Retail banks are slowly losing market share as a fund distribution channel in Asia, according to research released yesterday by Cerulli.

Banks only accounted for 37% of mutual fund distribution in Asia (ex Japan) based on the latest Cerulli Global Markets report down from nearly 50% a year ago.  

The banks' dominant position has been shrinking for a few years now, as direct distribution and intermediary sales picked up traction.

Breaking down the AUM by distribution channel in 2014, Cerulli’s report showed that banks (36.8%) were still the dominant distributor in Asia, followed by direct distribution (16.2%), IFA (14.1%) and securities companies (13.2%).

“While bank networks will continue to dominate we already see pockets of deviation from the standard distribution model,” Cerulli said.
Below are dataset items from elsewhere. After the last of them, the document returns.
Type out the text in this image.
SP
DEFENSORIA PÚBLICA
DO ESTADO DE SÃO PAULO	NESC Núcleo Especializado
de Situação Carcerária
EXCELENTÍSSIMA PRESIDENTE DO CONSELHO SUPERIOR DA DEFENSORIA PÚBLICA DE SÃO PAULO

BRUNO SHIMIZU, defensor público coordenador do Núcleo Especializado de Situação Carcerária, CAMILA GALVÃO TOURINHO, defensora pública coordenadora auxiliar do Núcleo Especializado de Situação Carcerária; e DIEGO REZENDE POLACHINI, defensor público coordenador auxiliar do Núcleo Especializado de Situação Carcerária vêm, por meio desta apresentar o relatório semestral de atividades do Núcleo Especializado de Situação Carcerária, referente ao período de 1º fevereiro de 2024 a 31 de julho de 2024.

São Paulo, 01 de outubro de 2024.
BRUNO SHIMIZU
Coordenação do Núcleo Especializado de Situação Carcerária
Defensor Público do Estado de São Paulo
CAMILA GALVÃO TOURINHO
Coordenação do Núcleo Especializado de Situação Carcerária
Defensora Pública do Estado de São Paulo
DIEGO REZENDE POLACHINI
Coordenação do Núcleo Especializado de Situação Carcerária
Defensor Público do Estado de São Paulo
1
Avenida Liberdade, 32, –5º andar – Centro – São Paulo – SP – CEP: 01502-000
“There is a global trend toward robo-advice, especially in the United States, on business-to-business platforms, and more recently, direct-to-consumer (D2C) platforms.

At the same time fund manufacturers are looking at ways of distributing funds directly to the end investor,” it noted.

The Cerulli report also showed asset gathering opportunities in Asia. Fund managers should continue to look at North Asia as it provides the largest retail and pension saving opportunities.

The report listed China as having the largest asset size and the fastest growth rate in retail opportunities (based on 2014 AUM sizing and estimated 5-year CAGR from 2014-2019); while Hong Kong, China, Taiwan and Korea lead in retirement opportunities (based on total retirement sizing).

The research house, however, said fund managers have to be realistic about asset-gathering opportunities in China despite its huge economic potential. “The appetite to invest overseas is minimal,” said Cerulli of the mainland Chinese investors.

“Moreover, there is a wealth of private banking and insurance products that offer both liquidity and attractive returns. China is a long-term proposition,” it added. The mainland market however has been gradually opening up, with the latest initiative being the Hong Kong-China mutual recognition fund scheme, which allows foreign managers to distributed eligible funds into China for the first time.

Competition is also fierce in Asia. Firms should contend with the fact that asset concentration within the top ten managers in the region is high. Based on 2014 figures, 96.3% of the retail and institutional business in Hong Kong were managed by the top 10 managers. The figures were lower but still over 50% in Korea (64.6%) and Taiwan (58.1%). China had the lowest asset concentration rate at 49.5%, almost the same level as that of UK (50.5%) and US (55.0%).

Despite this, the research firm said asset management remains a profitable industry despite the downward pressure on fees, increased competition, and rising costs associated with regulation and distribution. Top executives in a Cerulli global survey earlier this year thought so too, with 54% of respondents said they expect to see the most revenue growth from the retail segment.